Never before has the problem of online predatory behavior been more of a concern. Consider the pervasiveness of Internet access by children and the rapid increase in Internet crime and predatory behavior. Never before have powerful educational solutions--like Internet safety curricula for grades kindergarten through 12, youth empowerment Internet safety campaigns and community-based Internet safety awareness presentations with the formation of community action teams--been more critical and readily at hand. It is imperative that every community in every State be made aware of the increase in Internet-based criminal activity so that all Americans may learn about the Internet safety strategies which will help them to keep their children safe from victimization.

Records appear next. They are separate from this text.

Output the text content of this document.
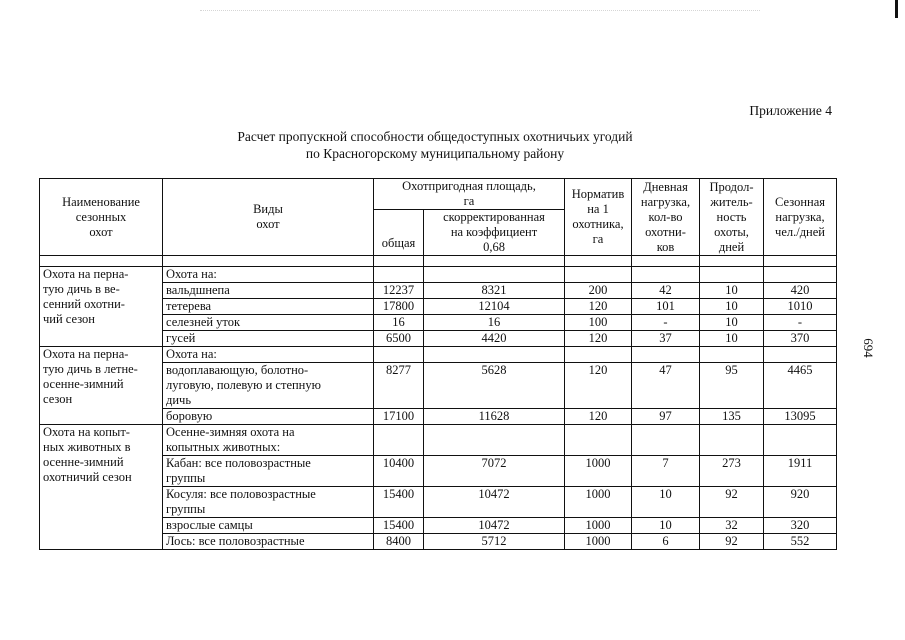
Приложение 4
Расчет пропускной способности общедоступных охотничьих угодий
по Красногорскому муниципальному району
694
Наименование
сезонных
охот	Виды
охот	Охотпригодная площадь,
га		Норматив
на 1
охотника,
га	Дневная
нагрузка,
кол-во
охотни-
ков	Продол-
житель-
ность
охоты,
дней	Сезонная
нагрузка,
чел./дней
		общая	скорректированная
на коэффициент
0,68				

Охота на перна-
тую дичь в ве-
сенний охотни-
чий сезон	Охота на:						
	вальдшнепа	12237	8321	200	42	10	420
	тетерева	17800	12104	120	101	10	1010
	селезней уток	16	16	100	-	10	-
	гусей	6500	4420	120	37	10	370
Охота на перна-
тую дичь в летне-
осенне-зимний
сезон	Охота на:						
	водоплавающую, болотно-
луговую, полевую и степную
дичь	8277	5628	120	47	95	4465
	боровую	17100	11628	120	97	135	13095
Охота на копыт-
ных животных в
осенне-зимний
охотничий сезон	Осенне-зимняя охота на
копытных животных:						
	Кабан: все половозрастные
группы	10400	7072	1000	7	273	1911
	Косуля: все половозрастные
группы	15400	10472	1000	10	92	920
	взрослые самцы	15400	10472	1000	10	32	320
	Лось: все половозрастные	8400	5712	1000	6	92	552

Consider the facts: In the United States, more than 90 percent of children in grades 5 through 12 now use computers and have Internet access. Twenty-six percent of children in that age group are online for more than 5 hours a week and 12 percent spend more time online than they do with their friends.

An alarming statistic is that 39 percent of youths in grades 5 through 12 in the United States admit giving out their personal information, such as their name, age and gender over the Internet. Furthermore, 12 percent of students in the same age group have been asked by a stranger on the Internet to meet face to face. Unfortunately, 11.5 percent of students in this age group have actually met face to face with a stranger they met on the Internet.

Most disturbing are the patterns of Internet crim es against children. In 1996, the Federal Bureau of Investigation was involved in 113 cases involving Internet crimes against children. In 2001, the FBI opened 1,541 cases against people suspected of using the Internet to commit crimes involving child pornography or abuse. The U.S. Customs Service now places the number of Web sites offering child pornography at more than 100,000. Moreover, there was a 345 percent increase in the production of these sites just between February 2001 and July 2001, according to a recent study.

Now is the time for America to focus its attention on supporting Internet safety, especially bearing in mind that children will soon be on summer vacation and will subsequently spend more time online. Recent Internet crime trends indicate a call to action as it pertains to national Internet safety awareness at all levels.